The Supreme Court has ruled against the Navajo Nation in its long legal fight with the federal government over the tribe’s claims to payment for coal mined on its lands.
“Today we hold, once again, that the tribe’s claim for compensation fails,” wrote Justice Antonin Scalia in the court’s opinion released April 6. “This matter should now be regarded as closed.”
The high court’s decision reversed an earlier decision by the U.S. Court of Appeals for the Federal Circuit.
The case centered on issues stemming from the Peabody Coal Company mining coal on Navajo tribal lands for years, for which it has paid the tribe taxes and mineral royalties.

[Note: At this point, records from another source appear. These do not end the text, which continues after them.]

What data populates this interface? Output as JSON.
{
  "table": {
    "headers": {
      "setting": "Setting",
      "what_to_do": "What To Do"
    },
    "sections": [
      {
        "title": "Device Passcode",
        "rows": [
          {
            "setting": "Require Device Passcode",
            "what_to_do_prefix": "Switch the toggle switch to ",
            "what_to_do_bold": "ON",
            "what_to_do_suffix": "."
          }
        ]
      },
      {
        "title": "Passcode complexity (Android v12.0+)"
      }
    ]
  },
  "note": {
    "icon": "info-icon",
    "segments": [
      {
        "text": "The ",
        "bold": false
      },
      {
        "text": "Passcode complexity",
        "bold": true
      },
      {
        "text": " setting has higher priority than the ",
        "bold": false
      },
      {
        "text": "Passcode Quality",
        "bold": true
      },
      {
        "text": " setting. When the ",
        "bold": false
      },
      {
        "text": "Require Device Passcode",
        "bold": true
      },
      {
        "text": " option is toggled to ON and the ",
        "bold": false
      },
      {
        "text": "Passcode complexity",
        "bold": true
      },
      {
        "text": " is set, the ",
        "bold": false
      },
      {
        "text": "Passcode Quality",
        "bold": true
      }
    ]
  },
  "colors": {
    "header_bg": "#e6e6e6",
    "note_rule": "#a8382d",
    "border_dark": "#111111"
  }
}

The tribe alleged over two decades ago that the company worked out a deal with then-Interior Secretary Donald Hodel to persuade tribal officials to accept a lower royalty rate than some officials believed the tribe should be paid. Tribal leaders claimed the government’s action cost them as much as $600 million in lost coal royalties.
But the Court of Federal Claims ruled in 2001 that the tribe wasn’t entitled to damages under the Indian Mineral Lease Act – a decision that was reversed by the appeals court.
The Supreme Court reversed the appellate decision in 2003, saying violations of the act did not entitle the tribe to payment from the federal government.
The tribe then went back to the Court of Federal Claims, arguing that statutes and regulations other than the Mineral Lease Act had been upended. The claims court denied that argument in 2005, but was reversed again by the appeals court.
Navajo lawyer Shenan Atcitty, now a partner with Holland & Knight, worked on the case in the lower courts. After attending the oral argument and reading the decision, she said she had no faith in the Supreme Court.
“Until the president appoints new justices who understand the Constitution’s provisions on Indian tribes, we need to stay out of the Supreme Court. As it stands, they don’t understand the history of Indian law or care about our treaties, so they decide against us nine out of 10 times.”
Several Indian country legal experts believe the Supreme Court’s latest ruling effectively ends the tribe’s claims to a federal settlement.
“Certainly we need to get back together as a nation and see what we can do to right that wrong that was done to the tune of $600 million, said Navajo Nation President Joe Shirley Jr. “I don’t believe it’s right. Just because the U.S. Supreme Court said we need to stop, I don’t think so.”